Veinte años separan las declaraciones del presidente Joe Biden indicando que el objetivo de la misión de su país en Afganistán no era “construir la nación” (nation building) sino combatir el terrorismo, y las del entonces presidente George W. Bush cuando dijo que “el fin de la tiranía en el mundo” estaba cerca. Estados Unidos iba a promover la democracia entre los denominados estados frágiles. Ahora, Biden ha dicho que cada país debe decidir el tipo de régimen político que lo gobierne.

En estas dos décadas, Estados Unidos practicó en Afganistán e Irak el antiterrorismo, la contrainsurgencia, y promovió la construcción del Estado bajo una idea unificada de nación. Tantas misiones diferentes, acompañadas de miles de millones de dólares, acabaron en no tener estrategia, “no saber por qué estábamos ahí”, como declaró un general estadounidense, y el fracaso.

Afganistán cayó en agosto pasado en manos de los talibanes mientras que Irak es un país desintegrado entre identidades y milicias, con un gobierno más vinculado a Teherán que a Washington. El intervencionismo ha sido una seña de identidad de Estados Unidos desde su nacimiento como nación en el siglo XVIII. Las colonias que se independizaron de Gran Bretaña lanzaron un movimiento expansionista hacia el oeste y el Sur, que se prolongó en México, el Caribe, América Central y el Pacífico.

Entre la Primera y Segunda Guerra Mundial, Estados Unidos se erigió en la nueva potencia imperial (aunque usando un lenguaje anticolonial) que pasó a sustituir a los imperios europeos. Washington lideró la creación del orden liberal internacional después de la Segunda Guerra Mundial, ocupando puestos claves en el Fondo Monetario internacional y el Banco Mundial, y usando la diplomacia, las inversiones y la fuerza para imponer sus intereses y combatir al comunismo de la UrSS.

Setenta años después, el sistema internacional ha tenido muchos cambios. Estados Unidos ya no puede imponer políticas ni controlar mercados y recursos como en el pasado. La razón es que se sobreextendió en sus capacidades militares y económicas (como ocurrió con otros imperios), que tiene graves problemas internos, y que su poder es desafiado por otras potencias grandes e intermedias.

Pero un factor decisivo que operó en Afganistán e Irak ha sido la incapacidad para entender y controlar dinámicas complejas, tanto nacionales como regionales. La región que incluye a oriente Medio, norte de África y Sur de Asia es el caso más claro.
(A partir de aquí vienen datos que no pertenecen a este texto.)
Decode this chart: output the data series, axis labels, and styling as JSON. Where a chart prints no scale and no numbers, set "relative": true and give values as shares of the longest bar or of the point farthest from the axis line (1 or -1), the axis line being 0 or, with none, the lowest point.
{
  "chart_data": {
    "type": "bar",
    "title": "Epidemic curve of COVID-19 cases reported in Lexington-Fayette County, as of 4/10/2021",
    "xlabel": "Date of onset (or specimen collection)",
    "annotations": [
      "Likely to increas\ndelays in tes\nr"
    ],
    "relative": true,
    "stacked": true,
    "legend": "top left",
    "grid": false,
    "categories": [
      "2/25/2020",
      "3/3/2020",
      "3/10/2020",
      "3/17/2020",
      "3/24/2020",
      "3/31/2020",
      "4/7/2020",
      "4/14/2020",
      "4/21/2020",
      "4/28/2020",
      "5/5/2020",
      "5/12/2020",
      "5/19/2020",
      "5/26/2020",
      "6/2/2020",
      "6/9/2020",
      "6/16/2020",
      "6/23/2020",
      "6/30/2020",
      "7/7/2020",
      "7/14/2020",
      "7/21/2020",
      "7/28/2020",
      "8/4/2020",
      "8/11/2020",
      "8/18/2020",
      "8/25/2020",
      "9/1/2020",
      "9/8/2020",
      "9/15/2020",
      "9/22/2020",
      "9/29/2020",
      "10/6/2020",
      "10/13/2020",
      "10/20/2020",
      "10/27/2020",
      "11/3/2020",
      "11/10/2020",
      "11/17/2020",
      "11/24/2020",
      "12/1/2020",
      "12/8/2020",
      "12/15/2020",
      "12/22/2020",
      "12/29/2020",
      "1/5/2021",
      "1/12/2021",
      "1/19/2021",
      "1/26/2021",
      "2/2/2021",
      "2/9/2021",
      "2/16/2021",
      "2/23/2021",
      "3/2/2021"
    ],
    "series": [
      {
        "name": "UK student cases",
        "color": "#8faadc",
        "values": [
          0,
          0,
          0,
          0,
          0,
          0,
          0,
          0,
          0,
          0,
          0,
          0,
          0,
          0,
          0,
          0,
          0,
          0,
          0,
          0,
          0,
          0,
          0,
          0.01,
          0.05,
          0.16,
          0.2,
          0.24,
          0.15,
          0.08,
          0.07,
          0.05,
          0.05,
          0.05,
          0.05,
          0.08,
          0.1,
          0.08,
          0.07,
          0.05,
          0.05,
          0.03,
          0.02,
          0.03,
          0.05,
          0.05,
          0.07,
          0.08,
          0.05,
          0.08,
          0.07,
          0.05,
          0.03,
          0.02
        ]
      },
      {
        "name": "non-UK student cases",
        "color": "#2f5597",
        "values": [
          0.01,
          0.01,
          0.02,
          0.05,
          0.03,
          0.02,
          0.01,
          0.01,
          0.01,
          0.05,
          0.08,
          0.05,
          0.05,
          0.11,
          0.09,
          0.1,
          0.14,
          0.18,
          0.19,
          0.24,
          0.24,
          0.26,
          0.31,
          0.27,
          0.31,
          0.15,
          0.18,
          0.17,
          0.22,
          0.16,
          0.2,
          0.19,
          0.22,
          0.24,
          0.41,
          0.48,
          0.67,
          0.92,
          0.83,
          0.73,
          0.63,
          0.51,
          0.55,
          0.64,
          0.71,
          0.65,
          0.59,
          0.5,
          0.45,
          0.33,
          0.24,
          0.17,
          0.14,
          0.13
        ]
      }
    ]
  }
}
Pese a su poderío militar y enorme aparato de inteligencia, Washington no ha logrado en las últimas dos décadas que ni sus aliados ni sus enemigos hagan lo que desea.

Israel y Arabia Saudí toman decisiones sin consultar con la Casa Blanca, pese a las especiales relaciones militares y económicas que mantienen con Estados Unidos. Pakistán apoyaba a los talibanes mientras Estados Unidos le proveía millones de dólares en ayuda militar. La Primavera Árabe que una década atrás revolucionó a varios países de la región, tomó por sorpresa a los estrategas estadounidenses y sus diferentes desarrollos no han dependido de Washington. Menos aún tiene influencia decisiva en los conflictos de Yemen, Libia, Siria y el Sahel.

En el caso de Afganistán e Irak, serán China, Rusia y las potencias regionales las que interactúen con esos países. Estados Unidos y sus aliados de la OTAN han perdido por un tiempo prolongado las posibilidades de desempeñar un papel en la difícil reconstrucción de los dos países.

Estados Unidos seguirá siendo una gran potencia, pero en declive y en retirada de sus zonas tradicionales de influencia. Probablemente diversos gobiernos después de Biden tomarán decisiones contradictorias sobre mantener o continuar practicando el intervencionismo. Como medida intermedia, el uso de alta tecnología aplicada a la guerra (drones, inteligencia artificial, destrucción de sistemas informáticos) y los “golpes quirúrgicos”, con el menor uso posible de efectivos, será la forma del intervencionismo de la decadencia imperial.